Clutter clearing author and motivational speaker We can learn to live our priorities fully (and not just surviving or getting by on a day to day basis) by clearing out the distractions and focusing on what is important to each of us, our families, and our lives.Cancer Survivorship Coping Tools: We'll get you through this is an upcoming book by Barbara Tako, two-time cancer survivor and published author and motivational speaker on the topic of clutter clearing. For updates on this new book, click here.

Thursday, January 7, 2010

Emotional Clutter Clearing: Perspective!

Wow. People tend to be anxious and stress out a lot in anticipation of events. I get pretty wound up anticipating future events. As a new author, I have had opportunities for talks and radio interviews and television appearances. These are all positive things but they are stressful, even for someone who speaks to earn part of her living. They are new and different and unknown. I worry, "Will they like me?" "Will I do it right?" "Will the roads be icey?" The list goes on and on.

Here are three thoughts that help me clear this emotional clutter, or, at least manage it a little better. Let me know what you think.

"I'll see you later." Or, "I'll see you this evening." When someone I love says this to me, I realize, "Yes! No matter how well or poorly the stuff I am anticipating goes today, I will be with this person later. Time will pass. The stress for that day's particular event will be over, and life will go on." I hang onto comments like that because they help me maintain perspective.

Another helpful realization for me involves a little bit of risk assessment. I can get pretty wound up about a lot of things that don't really matter. If I mess up the event, what does that do? Does my family disappear? Do my dogs stop loving me? Does the rest of my world even wobble? Usually the answer is no.
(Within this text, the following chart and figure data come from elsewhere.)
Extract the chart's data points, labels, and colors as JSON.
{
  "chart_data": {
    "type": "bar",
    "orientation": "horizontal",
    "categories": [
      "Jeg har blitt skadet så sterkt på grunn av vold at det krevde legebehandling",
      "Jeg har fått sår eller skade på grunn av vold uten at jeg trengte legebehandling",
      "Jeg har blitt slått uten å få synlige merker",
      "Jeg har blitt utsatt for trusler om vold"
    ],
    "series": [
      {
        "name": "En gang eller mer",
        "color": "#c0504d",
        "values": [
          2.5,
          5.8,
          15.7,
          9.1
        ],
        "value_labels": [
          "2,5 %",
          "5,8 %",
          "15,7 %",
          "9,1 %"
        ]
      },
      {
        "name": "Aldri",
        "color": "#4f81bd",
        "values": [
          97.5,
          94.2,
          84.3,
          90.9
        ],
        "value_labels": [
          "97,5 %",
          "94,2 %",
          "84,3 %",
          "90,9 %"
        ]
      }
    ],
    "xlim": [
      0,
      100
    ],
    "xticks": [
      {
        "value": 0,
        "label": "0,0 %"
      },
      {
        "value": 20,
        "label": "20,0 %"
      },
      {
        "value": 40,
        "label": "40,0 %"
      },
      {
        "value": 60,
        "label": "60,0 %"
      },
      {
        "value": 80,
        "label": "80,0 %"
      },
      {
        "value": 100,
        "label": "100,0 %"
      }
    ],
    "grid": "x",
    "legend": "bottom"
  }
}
Finally, there  something else that helps me keep perspective. It is this: I stop at my skin. I can't control other people's actions or reactions or the weather or any of a great number of things that I worry about in my life. When I remember that, I can use that to help myself let go of the emotional clutter I am carrying. The book that talks about that is Taming Your Gremlin (Revised Edition): A Surprisingly Simple Method for Getting Out of Your Own Way by Rick Carson. The author says,  "Remember where you end and all else begins."

Perspective. Keeping perspective can help reduce the emotional clutter and free up your time, energy, and enthusiasm for other things!